The MSC is expected to approve:
• Draft MSC circular on Guidelines for the standardization of user interface design for navigation equipment. The aim is to promote improved standardization of the user interface and information used by seafarers to monitor, manage and perform navigational tasks will enhance situation awareness and improve safety of navigation. The guidelines, including icons, apply to Integrated Navigation Systems (INS), Electronic Chart Display and Information Systems (ECDIS) and Radar equipment, and they may be applied to other electronic navigation equipment where applicable, improving standardization and usability.
• Draft amendments to the Performance standards for the presentation of navigation-related information on shipborne navigational displays (resolution MSC.191(79)), including implementation dates, for radar equipment, electronic chart display and information systems (ECDIS) and integrated navigation systems (INS). The implementation date of the revised standard should be January 1, 2024; and for all other navigational displays on the bridge of a ship July 1, 2025.
• Draft SN.1/Circ.243/Rev.2 to update the Guidelines for the presentation of navigational-related symbols, terms and abbreviations, which provide guidance on the appropriate use of navigation-related symbols to achieve a harmonized and consistent presentation.
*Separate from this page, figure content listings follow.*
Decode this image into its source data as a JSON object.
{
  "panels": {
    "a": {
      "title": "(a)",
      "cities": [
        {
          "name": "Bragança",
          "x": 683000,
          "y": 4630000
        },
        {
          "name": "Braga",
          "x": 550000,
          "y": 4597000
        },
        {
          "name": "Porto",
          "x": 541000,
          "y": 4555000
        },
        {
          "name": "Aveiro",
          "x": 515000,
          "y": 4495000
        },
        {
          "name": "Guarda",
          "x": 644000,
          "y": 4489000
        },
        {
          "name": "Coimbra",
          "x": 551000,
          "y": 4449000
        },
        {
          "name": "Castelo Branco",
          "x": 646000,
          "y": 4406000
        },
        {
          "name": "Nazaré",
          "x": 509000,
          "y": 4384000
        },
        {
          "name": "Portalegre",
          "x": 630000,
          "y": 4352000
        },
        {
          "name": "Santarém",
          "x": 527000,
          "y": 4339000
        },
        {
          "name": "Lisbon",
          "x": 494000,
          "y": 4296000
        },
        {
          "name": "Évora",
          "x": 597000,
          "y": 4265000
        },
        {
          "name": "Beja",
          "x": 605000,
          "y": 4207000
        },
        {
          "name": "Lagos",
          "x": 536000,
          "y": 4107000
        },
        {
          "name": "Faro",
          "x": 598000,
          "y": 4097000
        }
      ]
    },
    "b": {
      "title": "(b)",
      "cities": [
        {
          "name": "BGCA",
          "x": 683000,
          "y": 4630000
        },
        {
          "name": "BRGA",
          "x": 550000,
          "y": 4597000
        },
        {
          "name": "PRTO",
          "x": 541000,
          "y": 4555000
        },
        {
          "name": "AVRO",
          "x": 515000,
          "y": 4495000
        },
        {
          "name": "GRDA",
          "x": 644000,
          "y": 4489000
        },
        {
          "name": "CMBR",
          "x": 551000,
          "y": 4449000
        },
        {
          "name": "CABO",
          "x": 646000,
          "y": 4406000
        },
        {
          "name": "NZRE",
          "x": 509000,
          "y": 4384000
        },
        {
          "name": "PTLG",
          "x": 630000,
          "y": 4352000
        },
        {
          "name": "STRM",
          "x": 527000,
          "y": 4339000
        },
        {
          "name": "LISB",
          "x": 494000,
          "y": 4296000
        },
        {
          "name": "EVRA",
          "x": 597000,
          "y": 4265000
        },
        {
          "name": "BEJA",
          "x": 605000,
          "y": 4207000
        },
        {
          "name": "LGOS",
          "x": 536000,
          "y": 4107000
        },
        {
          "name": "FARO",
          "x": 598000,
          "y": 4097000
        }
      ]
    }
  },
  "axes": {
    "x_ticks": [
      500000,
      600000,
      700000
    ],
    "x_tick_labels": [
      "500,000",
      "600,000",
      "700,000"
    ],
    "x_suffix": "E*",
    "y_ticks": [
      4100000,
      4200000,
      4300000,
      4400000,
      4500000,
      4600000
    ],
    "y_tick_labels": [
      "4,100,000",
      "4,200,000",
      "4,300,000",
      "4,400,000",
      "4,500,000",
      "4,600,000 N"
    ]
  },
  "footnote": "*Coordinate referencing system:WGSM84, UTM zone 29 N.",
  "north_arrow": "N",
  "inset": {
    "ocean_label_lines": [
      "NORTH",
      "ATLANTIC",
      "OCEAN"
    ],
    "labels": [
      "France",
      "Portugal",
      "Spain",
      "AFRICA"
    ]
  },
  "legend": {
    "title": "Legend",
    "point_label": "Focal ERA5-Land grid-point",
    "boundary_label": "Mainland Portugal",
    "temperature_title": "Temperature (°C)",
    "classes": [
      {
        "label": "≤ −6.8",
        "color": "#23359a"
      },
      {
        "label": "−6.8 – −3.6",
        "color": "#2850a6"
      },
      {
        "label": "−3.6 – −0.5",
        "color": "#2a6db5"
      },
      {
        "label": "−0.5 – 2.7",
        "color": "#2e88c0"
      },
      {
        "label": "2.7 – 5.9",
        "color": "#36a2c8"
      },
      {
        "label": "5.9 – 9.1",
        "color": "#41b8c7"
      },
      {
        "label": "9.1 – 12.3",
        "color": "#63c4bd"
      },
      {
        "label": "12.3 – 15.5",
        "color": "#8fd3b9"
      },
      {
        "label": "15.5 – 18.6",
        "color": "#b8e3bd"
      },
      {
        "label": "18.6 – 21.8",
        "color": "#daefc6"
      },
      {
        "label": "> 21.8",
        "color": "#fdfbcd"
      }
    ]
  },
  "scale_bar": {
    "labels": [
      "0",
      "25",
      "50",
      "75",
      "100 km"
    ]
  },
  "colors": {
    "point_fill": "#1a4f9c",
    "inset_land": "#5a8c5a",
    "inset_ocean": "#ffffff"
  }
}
• Draft MSC resolution on Guidance on the definition and harmonization of the format and structure of Maritime Services in the context of e navigation. The purpose of the guidance is to ensure that Maritime Services are implemented internationally in a standardized and harmonized format. All Maritime Services should be conformant with the International Hydrographic Organization (IHO) S-100 framework standard, which specifies the method for data modelling and developing product specifications.
• Draft MSC circular on Initial descriptions of maritime services in the context of e-navigation. The circular includes what is intended to be the first draft of Maritime Service descriptions and is an initial contribution for the harmonization of their format and structure. The Initial descriptions are expected to be periodically updated, taking into account developments and related work on harmonization.
Domestic ferry safety
The MSC will be invited to consider a strategy for dealing with matters pertaining to domestic ferry safety and a plan of work. This could include:
• As an initial step, consulting with stakeholders to collate best practices and tested and tried domestic legislation in order to contribute to safer domestic ferry operations;
• Developing model regulations on domestic ferry safety;
• Developing online training material on domestic ferry safety;
• Strengthening the national capacity of some countries to incorporate of legislation into national law, through technical assistance activities.